In order to make a prediction, we need to transform these strings into lists. Last time we used vectorizer.fit_transform, but we don't do that this time! When you do .fit_transform, it does two things:

fit learns all the words
transform turns the strings into numbers

We already know all the words we need to know. Any new words won't add anything, because we won't know whether they're related to Indian cuisine or not. Instead of using .fit_transform we'll just use .transform!

# Re-use our vectorizer, making sure to use .transform and NOT .fit_transform
# We're also skipping turning this into a words_df - we just did that last time
# so we could look at it with our poor human eyes
matrix = vectorizer.transform(unknown.content)

unknown['prediction'] = clf.predict(matrix)

What's it think?

unknown

	content	prediction
0	microwaveable chicken breast, lettuce, taco seasoning, salsa, tortilla chips	0
1	onions, besan, green chilies, cumin seeds, turmeric, coriander powder, salt, oil for deep-frying	1
2	spinach, olive oil, vinegar, carrots, cucumbers, cilantro	0

Check the evaluating classifiers section for more details on how to know if our classifier did a good job or not.

Explaining our classifier#

It's one thing to make predictions or to judge how well it did, the real important thing is to figure how how to explain what it was up to. We'll use the eli5 library to do this, because it's perfect. You just send it the classifier and your vectorizer and voilà, you have your top terms.

import eli5

eli5.show_weights(clf, vec=vectorizer)

y=1 top features

Weight^?	Feature
+8.038	curry
+5.363	cardamom
+5.349	masala
+4.307	yogurt
+4.239	ginger
+4.026	seeds
+3.961	garam
+3.735	cumin
+3.478	yoghurt
+3.301	turmeric
+3.225	ghee
+2.952	powder
+2.857	basmati
+2.728	coriander
+2.615	coconut
… 530 more positive …
… 1264 more negative …
-2.588	fish
-2.766	cheese
-2.889	eggs
-2.964	oregano
-3.830	sauce

According to the classifier, "curry" is the top signifier of a recipe being Indian (notice the y=1 up top?). eggs, oregano and sauce are the major signifies that it is not Indian.

eli5.show_prediction(clf, unknown.content[0], vec=vectorizer)

y=0 (probability 0.967, score -3.377) top features

Contribution^?	Feature
+1.594	<BIAS>
+0.482	salsa
+0.417	lettuce
+0.407	seasoning
+0.197	tortilla
+0.177	taco
+0.174	chips
+0.011	chicken
-0.082	breast

Explaining individual predictions#

We can also explain individual predictions!

# Explain the first one
eli5.show_prediction(clf, unknown.content[0], vec=vectorizer)

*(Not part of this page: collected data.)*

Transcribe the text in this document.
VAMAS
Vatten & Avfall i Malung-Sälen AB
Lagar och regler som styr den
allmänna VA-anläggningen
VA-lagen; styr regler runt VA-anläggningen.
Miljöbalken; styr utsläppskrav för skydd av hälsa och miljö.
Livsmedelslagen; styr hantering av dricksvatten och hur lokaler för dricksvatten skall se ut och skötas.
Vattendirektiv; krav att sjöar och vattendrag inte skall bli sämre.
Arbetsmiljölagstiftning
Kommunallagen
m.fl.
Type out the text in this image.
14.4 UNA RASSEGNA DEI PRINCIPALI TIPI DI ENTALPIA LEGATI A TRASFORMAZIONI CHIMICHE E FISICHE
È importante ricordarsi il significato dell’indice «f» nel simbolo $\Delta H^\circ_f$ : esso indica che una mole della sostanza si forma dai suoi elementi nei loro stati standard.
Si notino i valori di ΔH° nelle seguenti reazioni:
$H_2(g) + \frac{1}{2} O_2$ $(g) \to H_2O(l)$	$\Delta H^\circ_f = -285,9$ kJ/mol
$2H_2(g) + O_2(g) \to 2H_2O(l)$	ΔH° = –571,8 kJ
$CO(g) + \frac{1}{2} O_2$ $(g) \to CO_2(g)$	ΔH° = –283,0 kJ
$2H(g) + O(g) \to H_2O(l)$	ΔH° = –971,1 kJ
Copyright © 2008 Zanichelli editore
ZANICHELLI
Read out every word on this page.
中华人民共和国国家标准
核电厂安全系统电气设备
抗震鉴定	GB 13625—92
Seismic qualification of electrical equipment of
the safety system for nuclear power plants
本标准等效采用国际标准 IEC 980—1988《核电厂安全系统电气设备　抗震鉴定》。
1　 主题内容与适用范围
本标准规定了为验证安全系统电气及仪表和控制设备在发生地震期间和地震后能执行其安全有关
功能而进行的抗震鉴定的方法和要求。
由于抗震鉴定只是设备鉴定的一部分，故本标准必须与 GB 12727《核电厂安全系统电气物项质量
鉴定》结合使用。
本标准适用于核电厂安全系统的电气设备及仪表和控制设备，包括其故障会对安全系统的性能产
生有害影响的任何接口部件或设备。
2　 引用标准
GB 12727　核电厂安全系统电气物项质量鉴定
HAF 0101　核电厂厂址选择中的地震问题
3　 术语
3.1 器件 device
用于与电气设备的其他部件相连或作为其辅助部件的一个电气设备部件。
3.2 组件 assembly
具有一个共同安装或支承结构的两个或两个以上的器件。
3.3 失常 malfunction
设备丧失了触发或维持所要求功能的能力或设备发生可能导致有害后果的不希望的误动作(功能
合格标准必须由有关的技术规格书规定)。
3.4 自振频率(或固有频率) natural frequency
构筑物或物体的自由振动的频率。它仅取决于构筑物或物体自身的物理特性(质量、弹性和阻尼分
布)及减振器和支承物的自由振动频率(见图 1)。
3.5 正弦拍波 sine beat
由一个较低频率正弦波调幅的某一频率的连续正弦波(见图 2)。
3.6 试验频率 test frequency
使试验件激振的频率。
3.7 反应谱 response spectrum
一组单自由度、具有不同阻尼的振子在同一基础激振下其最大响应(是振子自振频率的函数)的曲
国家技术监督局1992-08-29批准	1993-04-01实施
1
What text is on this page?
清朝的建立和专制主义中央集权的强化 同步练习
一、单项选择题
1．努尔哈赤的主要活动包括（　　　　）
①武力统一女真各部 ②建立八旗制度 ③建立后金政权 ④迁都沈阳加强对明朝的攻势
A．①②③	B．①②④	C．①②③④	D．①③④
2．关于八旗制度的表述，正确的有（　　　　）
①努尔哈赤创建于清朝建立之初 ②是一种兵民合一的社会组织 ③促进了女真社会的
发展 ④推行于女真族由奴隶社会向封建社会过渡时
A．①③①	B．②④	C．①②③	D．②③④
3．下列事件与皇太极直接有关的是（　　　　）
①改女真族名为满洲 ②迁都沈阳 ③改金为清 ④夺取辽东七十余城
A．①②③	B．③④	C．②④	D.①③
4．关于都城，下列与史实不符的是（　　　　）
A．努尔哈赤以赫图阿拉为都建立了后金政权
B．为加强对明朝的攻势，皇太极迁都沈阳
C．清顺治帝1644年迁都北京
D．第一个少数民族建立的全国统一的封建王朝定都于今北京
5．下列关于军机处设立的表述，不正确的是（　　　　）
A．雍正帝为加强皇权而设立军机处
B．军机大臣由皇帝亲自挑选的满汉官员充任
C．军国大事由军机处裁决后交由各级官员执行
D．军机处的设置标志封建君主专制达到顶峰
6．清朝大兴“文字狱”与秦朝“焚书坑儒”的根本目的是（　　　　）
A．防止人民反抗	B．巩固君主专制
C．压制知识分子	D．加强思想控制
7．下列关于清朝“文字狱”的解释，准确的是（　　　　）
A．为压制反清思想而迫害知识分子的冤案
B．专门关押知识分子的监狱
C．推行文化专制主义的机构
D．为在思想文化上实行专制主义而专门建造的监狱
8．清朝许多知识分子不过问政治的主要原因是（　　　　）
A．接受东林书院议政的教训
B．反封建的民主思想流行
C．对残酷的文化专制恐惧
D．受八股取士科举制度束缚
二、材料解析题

y=0 (probability 0.967, score -3.377) top features

Contribution^?	Feature
+1.594	<BIAS>
+0.482	salsa
+0.417	lettuce
+0.407	seasoning
+0.197	tortilla
+0.177	taco
+0.174	chips
+0.011	chicken
-0.082	breast

Be sure to read up top and notice it's predicting y=0. That's why salsa is +1.594 - it's a strong pressure that this is not Indian food. Compare that with the second predictions:

# Second one
eli5.show_prediction(clf, unknown.content[1], vec=vectorizer)

y=1 (probability 0.893, score 2.119) top features

Contribution^?	Feature
+0.710	seeds
+0.633	turmeric
+0.526	cumin
+0.448	coriander
+0.413	powder
+0.302	chilies
+0.217	salt
+0.198	oil
+0.166	onions
+0.077	frying
+0.052	for
+0.017	besan
-0.044	green
-1.594	<BIAS>

It's talking about y=1 up top, so seeds and turmeric are both pushing strongly for it being Indian food. For the third one, we're back at y=0, so they're telling you it is not Indian.

# Third one
eli5.show_prediction(clf, unknown.content[2], vec=vectorizer)

y=0 (probability 0.671, score -0.712) top features

Contribution^?	Feature
+1.594	<BIAS>
+0.362	olive
+0.159	vinegar
+0.007	cucumbers
-0.064	carrots
-0.284	oil
-0.521	cilantro
-0.540	spinach

Review#

In this section we learned how to combine word counts with

Discussion topics#

In this situation we used a TfidfVectorizer to vectorize our text. They're great at stressing less-often-used words. What if we were trying to determine whether a recipe was vegetarian or not? What argument could be made that instead o TF-IDF, we should just use a 0/1 as to whether each ingredient was included?

Your vectorizer can filter out words that occur a certain amount. For example, "only things that show up in less than 25% of recipes" or "must show up at least 5 recipes." What could be the benefits to doing this?